My first brilliant observation when I arrived in Prague was that Czech people still speak Czech. I'd been told otherwise. "Oh, you'll never speak so much English in your life as you'll speak in Prague," one of my classmates back in the States once said. Incredibly ignorant, I know, but there were reasons to think there wouldn't be much of a language barrier.

Last year eleven million people passed through Prague's Ruzyne Airport, where I was standing, while only ten million live in the entire Czech Republic. Plus I'd heard the city had become a British tourist utopia. I had visions of road signs with English subtitles.

When I stared down a long, sterile hallway where the yellow signs were completely incomprehensible - well, incomprehensible to me at least - I began to realize just how wrong I'd been.

Thankfully, a Dutchman named Stephen saw my bewilderment and showed me the way to customs. I approached an agent, who said something that sounded like

"Dobry den hrmashrmactcsasdalkajdfasdfads and other words you don't understand you silly, unprepared Anglophone."

Embarrassed, I quickly found Stephen and followed him to baggage claim. When the luggage arrived, the belt started to turn with a gurgle. Bags bounced down the pipeline. Suddenly...

BAM! BAM BAM! BAMBAMBAMBAMBAM BAM BAM!

Tiles tumbled off the wall and onto the conveyer belt. Some shattered, shooting sharp bits of shrapnel inches from my rucksack. That they hadn't torn through the canvas was a miracle, in my opinion.

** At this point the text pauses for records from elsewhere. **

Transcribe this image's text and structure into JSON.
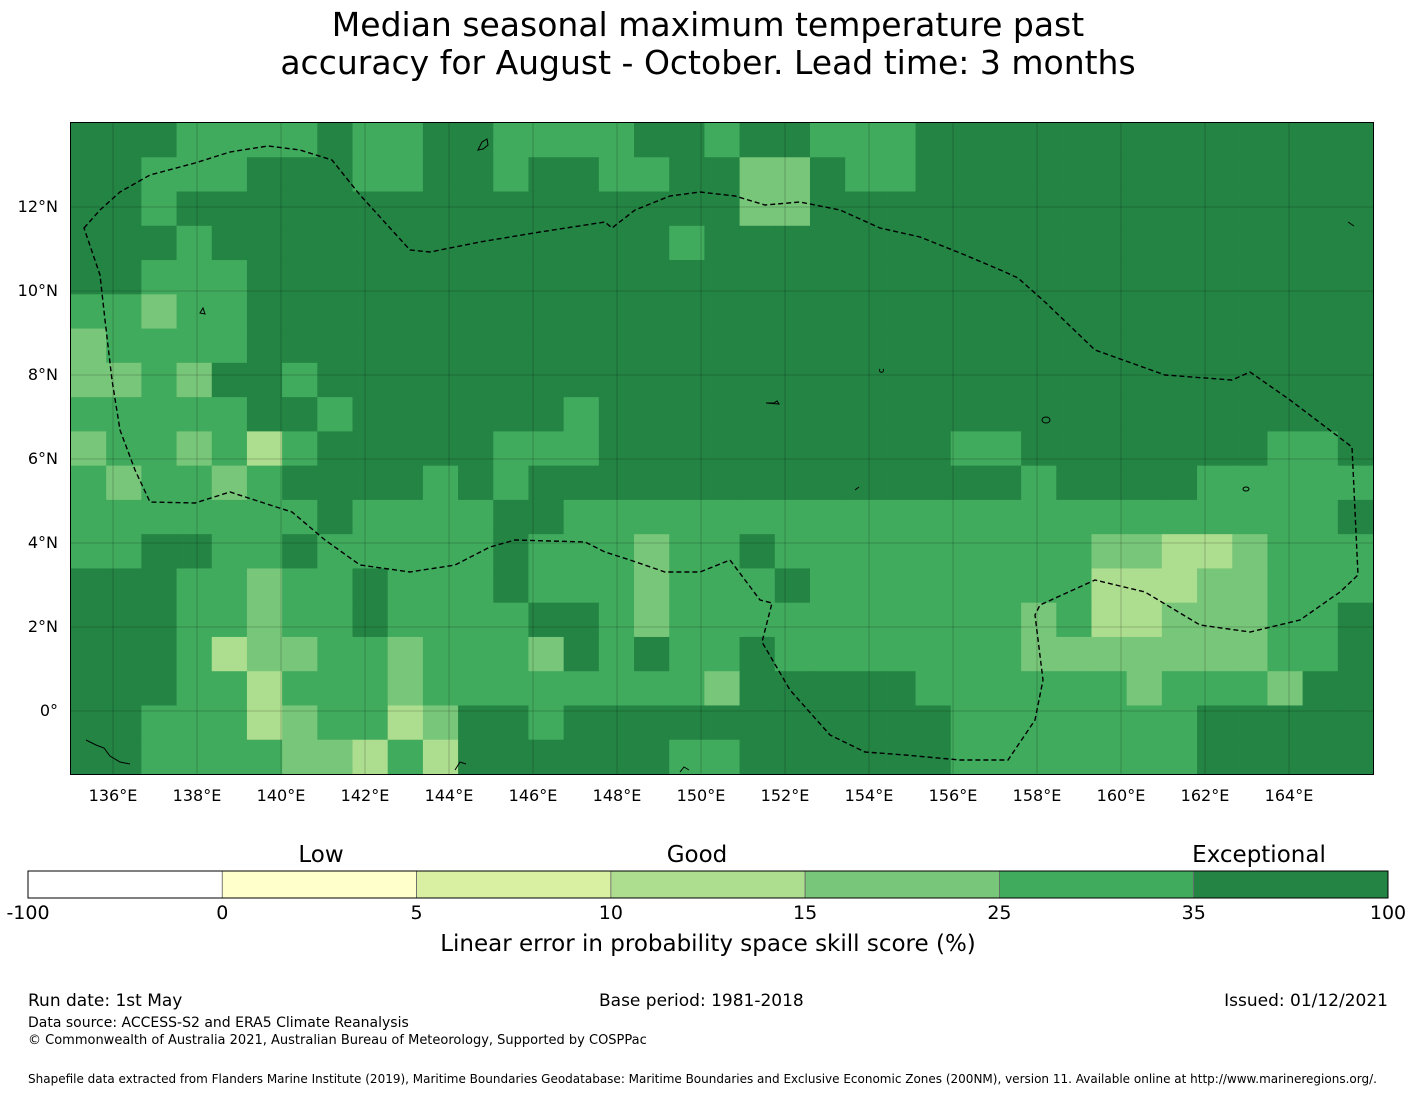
{
  "title": {
    "line1": "Median seasonal maximum temperature past",
    "line2": "accuracy for August - October. Lead time: 3 months"
  },
  "map": {
    "lon_labels": [
      "136°E",
      "138°E",
      "140°E",
      "142°E",
      "144°E",
      "146°E",
      "148°E",
      "150°E",
      "152°E",
      "154°E",
      "156°E",
      "158°E",
      "160°E",
      "162°E",
      "164°E"
    ],
    "lat_labels": [
      "12°N",
      "10°N",
      "8°N",
      "6°N",
      "4°N",
      "2°N",
      "0°"
    ],
    "lon_range": [
      135.0,
      166.0
    ],
    "lat_range": [
      -1.5,
      14.0
    ],
    "grid_resolution_deg": 0.83,
    "boundary": "dashed EEZ outline",
    "grid_lines": true
  },
  "colorbar": {
    "categories": [
      {
        "label": "Low"
      },
      {
        "label": "Good"
      },
      {
        "label": "Exceptional"
      }
    ],
    "ticks": [
      "-100",
      "0",
      "5",
      "10",
      "15",
      "25",
      "35",
      "100"
    ],
    "colors": [
      "#ffffff",
      "#ffffcc",
      "#d9f0a3",
      "#addd8e",
      "#78c679",
      "#41ab5d",
      "#238443"
    ],
    "title": "Linear error in probability space skill score (%)"
  },
  "footer": {
    "run_date": "Run date: 1st May",
    "base_period": "Base period: 1981-2018",
    "issued": "Issued: 01/12/2021",
    "data_source": "Data source: ACCESS-S2 and ERA5 Climate Reanalysis",
    "copyright": "© Commonwealth of Australia 2021, Australian Bureau of Meteorology, Supported by COSPPac",
    "shapefile": "Shapefile data extracted from Flanders Marine Institute (2019), Maritime Boundaries Geodatabase: Maritime Boundaries and Exclusive Economic Zones (200NM), version 11. Available online at http://www.marineregions.org/."
  }
}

I looked at the broken white tiles. "Ha," I said. "What folly communism hath wrought." My second brilliant observation, or so I thought. After all, surely such shoddy masonry was leftover from the communist era.

"Actually, this is the new terminal," Stephen said. "They just opened this part of the airport a few months ago."

I couldn't believe him, but he was right. We were inside the North 2 terminal, a 0 million addition meant to ease the strain of so many visitors who arrive every day. At the fall of communism, Ruzyne handled about a million and a half passengers each year. The airport now has the capacity to safely land some 16 million people annually, though apparently there are some kinks that still have to be worked out.

So until further notice, I'd recommend that visitors use hard-shell suitcases. And my fellow uni-lingual gringos out there should definitely spend quality time with a language instruction tape. Trust me, it'll help. The Czechs, after all, still speak Czech.